• 1 pound potatoes, cut into thin wedges
  • 1.25 lbs. chicken breasts, cut into thick strips 
  • 2 medium onions, finely diced
  • Fresh rosemary
  • Olive oil
  • Sea salt & fresh pepper

Ingredients for Sauce:

  • 2 Tbsp. Dijon mustard
  • 3 Tbsp. grainy mustard
  • Juice of a large lemon (or 2 small)
  • 1 Tbsp. olive oil
  • 2-3 Tbsp. honey
  • 2 cloves garlic, minced
  • Salt & pepper


  1. Preheat oven to 390F.
  2. In an oven-safe skillet, sauté onions in 2 tablespoons of olive oil over medium-high heat until softened (about 10 minutes). Remove from heat.

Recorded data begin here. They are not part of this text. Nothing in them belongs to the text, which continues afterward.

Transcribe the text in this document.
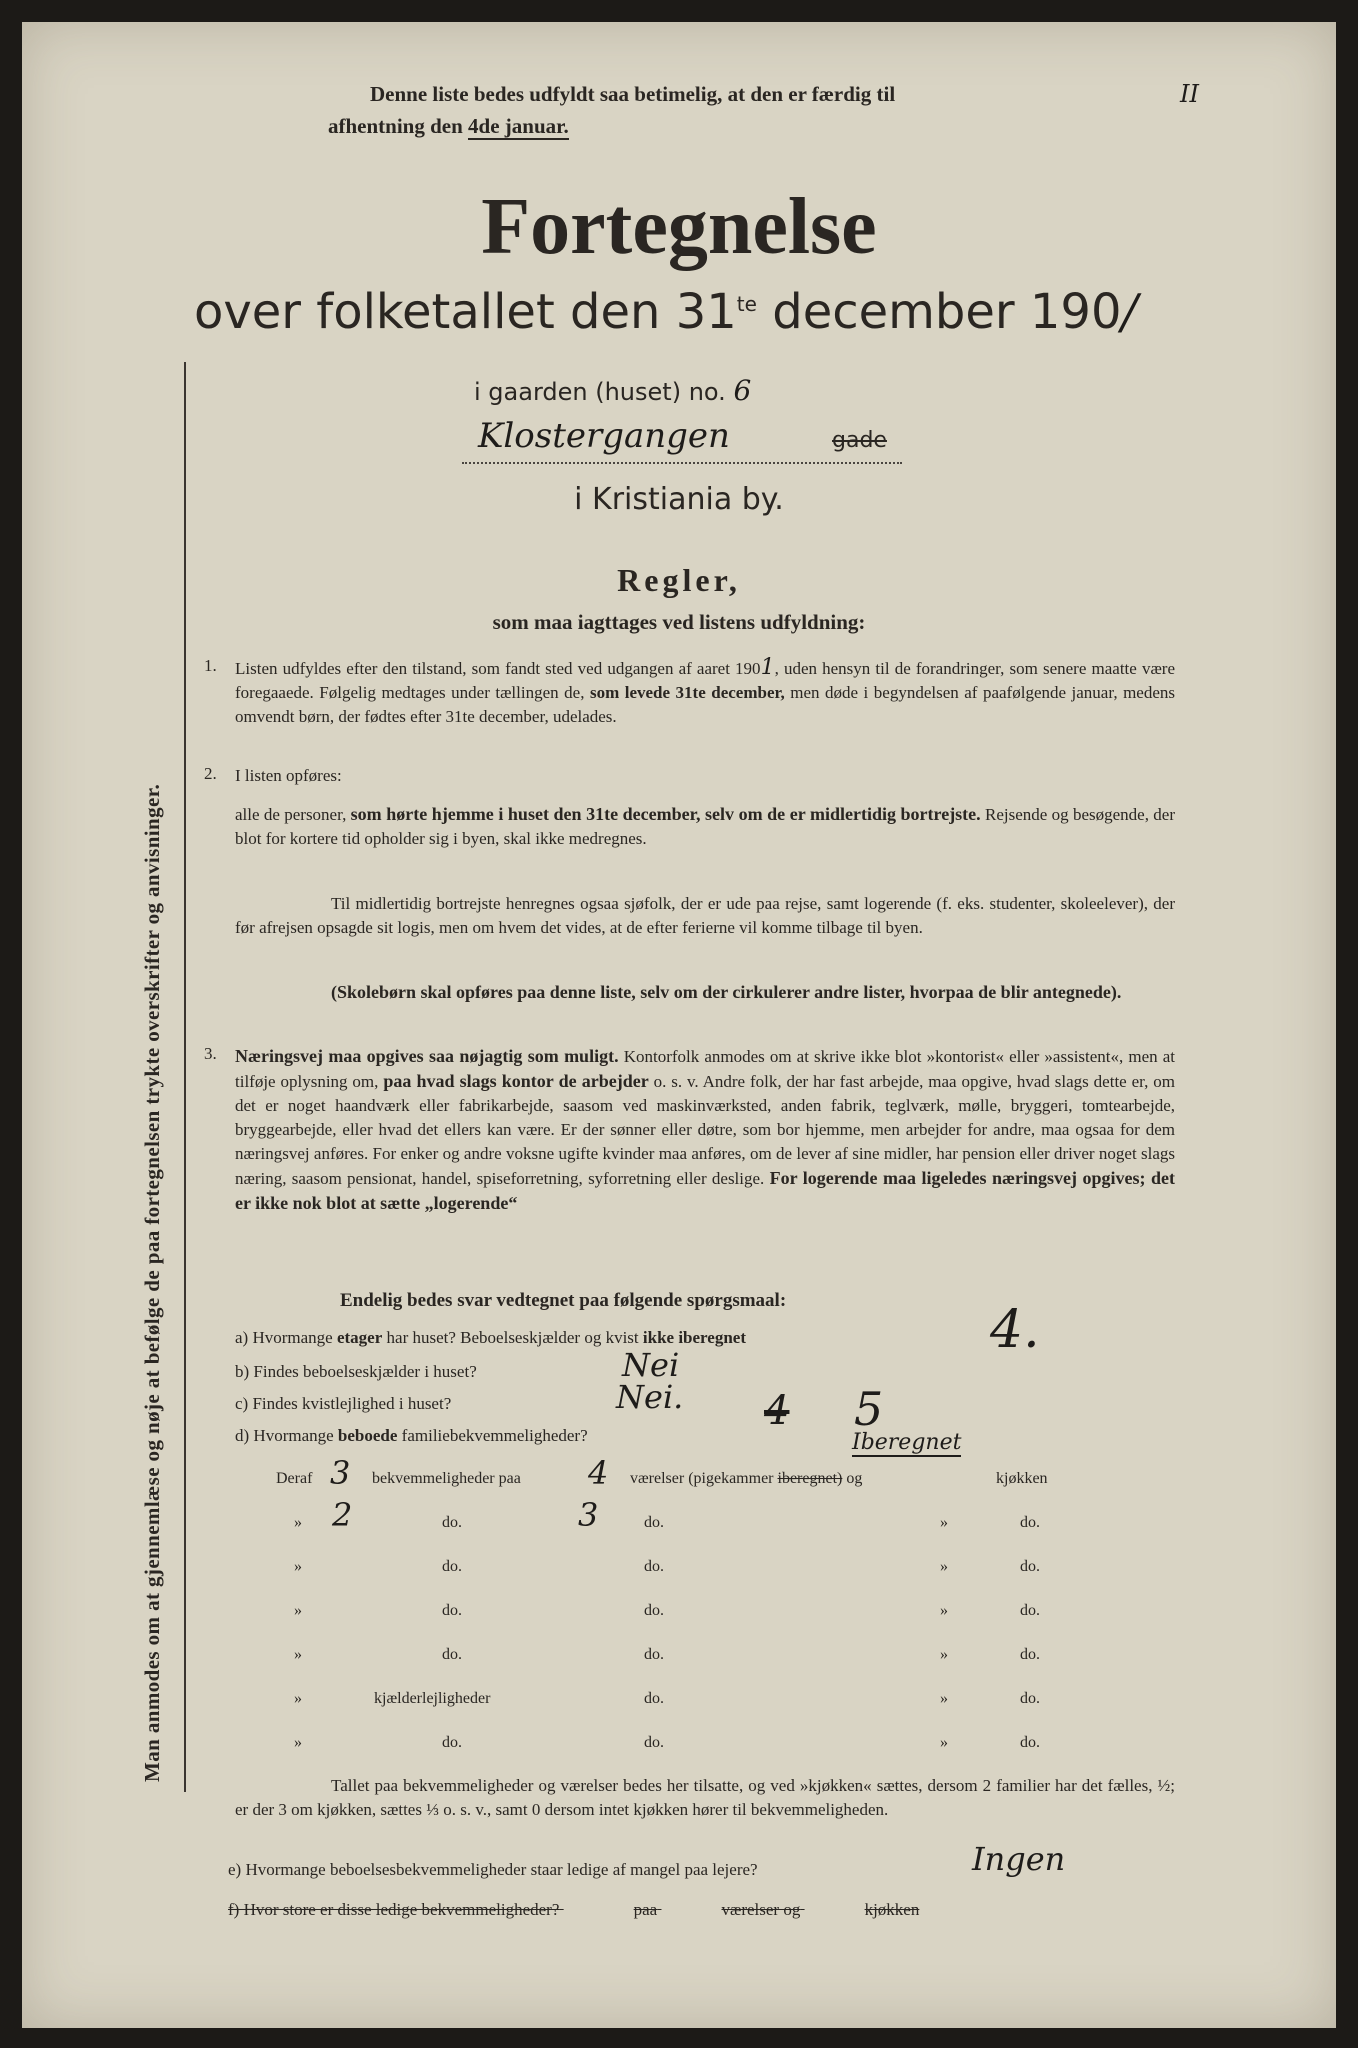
Man anmodes om at gjennemlæse og nøje at befølge de paa fortegnelsen trykte overskrifter og anvisninger.
Denne liste bedes udfyldt saa betimelig, at den er færdig til	II
afhentning den 4de januar.
Fortegnelse
over folketallet den $31^{te}$ december 190/
i gaarden (huset) no. 6
Klostergangen	gade
i Kristiania by.
Regler,
som maa iagttages ved listens udfyldning:
1. Listen udfyldes efter den tilstand, som fandt sted ved udgangen af aaret 1901, uden hensyn til de forandringer, som senere maatte være foregaaede. Følgelig medtages under tællingen de, som levede 31te december, men døde i begyndelsen af paafølgende januar, medens omvendt børn, der fødtes efter 31te december, udelades.
2. I listen opføres:
alle de personer, som hørte hjemme i huset den 31te december, selv om de er midlertidig bortrejste. Rejsende og besøgende, der blot for kortere tid opholder sig i byen, skal ikke medregnes.
Til midlertidig bortrejste henregnes ogsaa sjøfolk, der er ude paa rejse, samt logerende (f. eks. studenter, skoleelever), der før afrejsen opsagde sit logis, men om hvem det vides, at de efter ferierne vil komme tilbage til byen.
(Skolebørn skal opføres paa denne liste, selv om der cirkulerer andre lister, hvorpaa de blir antegnede).
3. Næringsvej maa opgives saa nøjagtig som muligt. Kontorfolk anmodes om at skrive ikke blot »kontorist« eller »assistent«, men at tilføje oplysning om, paa hvad slags kontor de arbejder o. s. v. Andre folk, der har fast arbejde, maa opgive, hvad slags dette er, om det er noget haandværk eller fabrikarbejde, saasom ved maskinværksted, anden fabrik, teglværk, mølle, bryggeri, tomtearbejde, bryggearbejde, eller hvad det ellers kan være. Er der sønner eller døtre, som bor hjemme, men arbejder for andre, maa ogsaa for dem næringsvej anføres. For enker og andre voksne ugifte kvinder maa anføres, om de lever af sine midler, har pension eller driver noget slags næring, saasom pensionat, handel, spiseforretning, syforretning eller deslige. For logerende maa ligeledes næringsvej opgives; det er ikke nok blot at sætte „logerende“
Endelig bedes svar vedtegnet paa følgende spørgsmaal:
a) Hvormange etager har huset? Beboelseskjælder og kvist ikke iberegnet	4.
b) Findes beboelseskjælder i huset?	Nei
c) Findes kvistlejlighed i huset?	Nei.
d) Hvormange beboede familiebekvemmeligheder?
4 5
Iberegnet
Deraf 3 bekvemmeligheder paa 4 værelser (pigekammer iberegnet) og	kjøkken
» 2	do.	3	do.	»	do.
»	do.	do.	»	do.
»	do.	do.	»	do.
»	do.	do.	»	do.
»	kjælderlejligheder	do.	»	do.
»	do.	do.	»	do.
Tallet paa bekvemmeligheder og værelser bedes her tilsatte, og ved »kjøkken« sættes, dersom 2 familier har det fælles, ½; er der 3 om kjøkken, sættes ⅓ o. s. v., samt 0 dersom intet kjøkken hører til bekvemmeligheden.
e) Hvormange beboelsesbekvemmeligheder staar ledige af mangel paa lejere?	Ingen
f) Hvor store er disse ledige bekvemmeligheder?	paa	værelser og	kjøkken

  3. In the same skillet, place potato slices on top in an even layer.
  4. Drizzle with olive oil and sprinkle with salt & pepper. Cover loosely with foil and bake in the oven for 15-20 minutes, until soft.

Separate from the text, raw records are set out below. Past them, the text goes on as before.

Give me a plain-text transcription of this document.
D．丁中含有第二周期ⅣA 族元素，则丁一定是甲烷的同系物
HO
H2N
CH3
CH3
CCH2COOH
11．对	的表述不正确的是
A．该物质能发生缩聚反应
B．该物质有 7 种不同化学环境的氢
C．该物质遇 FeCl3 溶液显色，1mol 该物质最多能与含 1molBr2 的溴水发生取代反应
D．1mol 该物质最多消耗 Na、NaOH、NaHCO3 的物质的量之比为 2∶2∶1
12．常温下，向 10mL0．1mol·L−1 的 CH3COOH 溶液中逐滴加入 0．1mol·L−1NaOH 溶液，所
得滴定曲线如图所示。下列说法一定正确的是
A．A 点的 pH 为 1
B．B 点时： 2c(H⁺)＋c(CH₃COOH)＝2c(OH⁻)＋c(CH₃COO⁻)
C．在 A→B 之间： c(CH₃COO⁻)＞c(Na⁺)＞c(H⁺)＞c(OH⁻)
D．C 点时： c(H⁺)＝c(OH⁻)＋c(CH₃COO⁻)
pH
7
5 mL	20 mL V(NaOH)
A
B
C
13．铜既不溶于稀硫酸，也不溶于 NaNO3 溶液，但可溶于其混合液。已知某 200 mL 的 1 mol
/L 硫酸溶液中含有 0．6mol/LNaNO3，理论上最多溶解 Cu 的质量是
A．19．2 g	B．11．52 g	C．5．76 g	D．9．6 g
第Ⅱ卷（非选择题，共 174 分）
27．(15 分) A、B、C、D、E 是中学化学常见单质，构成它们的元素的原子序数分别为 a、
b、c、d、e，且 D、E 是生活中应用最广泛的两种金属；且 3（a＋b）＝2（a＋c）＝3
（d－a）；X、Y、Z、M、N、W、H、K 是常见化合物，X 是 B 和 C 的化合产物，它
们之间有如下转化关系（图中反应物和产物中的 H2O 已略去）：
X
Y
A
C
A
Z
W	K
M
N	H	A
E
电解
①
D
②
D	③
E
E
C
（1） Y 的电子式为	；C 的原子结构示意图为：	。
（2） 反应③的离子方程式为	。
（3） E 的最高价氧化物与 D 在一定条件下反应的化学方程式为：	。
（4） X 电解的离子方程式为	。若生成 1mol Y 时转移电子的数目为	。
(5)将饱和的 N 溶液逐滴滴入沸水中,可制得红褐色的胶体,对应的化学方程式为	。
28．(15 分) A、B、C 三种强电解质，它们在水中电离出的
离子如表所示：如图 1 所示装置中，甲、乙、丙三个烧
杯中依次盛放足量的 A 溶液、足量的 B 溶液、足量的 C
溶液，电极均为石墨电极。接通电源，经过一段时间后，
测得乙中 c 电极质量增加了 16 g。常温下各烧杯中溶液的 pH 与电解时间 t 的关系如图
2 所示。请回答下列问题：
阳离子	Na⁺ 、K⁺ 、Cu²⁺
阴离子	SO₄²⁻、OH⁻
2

  5. In the meantime, whisk all the sauce ingredients together in a bowl.
  6. Take the pan out of the oven, and place raw chicken on top of potatoes in an even layer.
  7. Pour the sauce on top, making sure everything is well coated.
  8. Place a few sprigs of rosemary in the sauce. Cover with foil and bake for 20 minutes.
  9. Remove foil, and bake for 15 more minutes. To get a crisp, turn on your boiler for the last few minutes!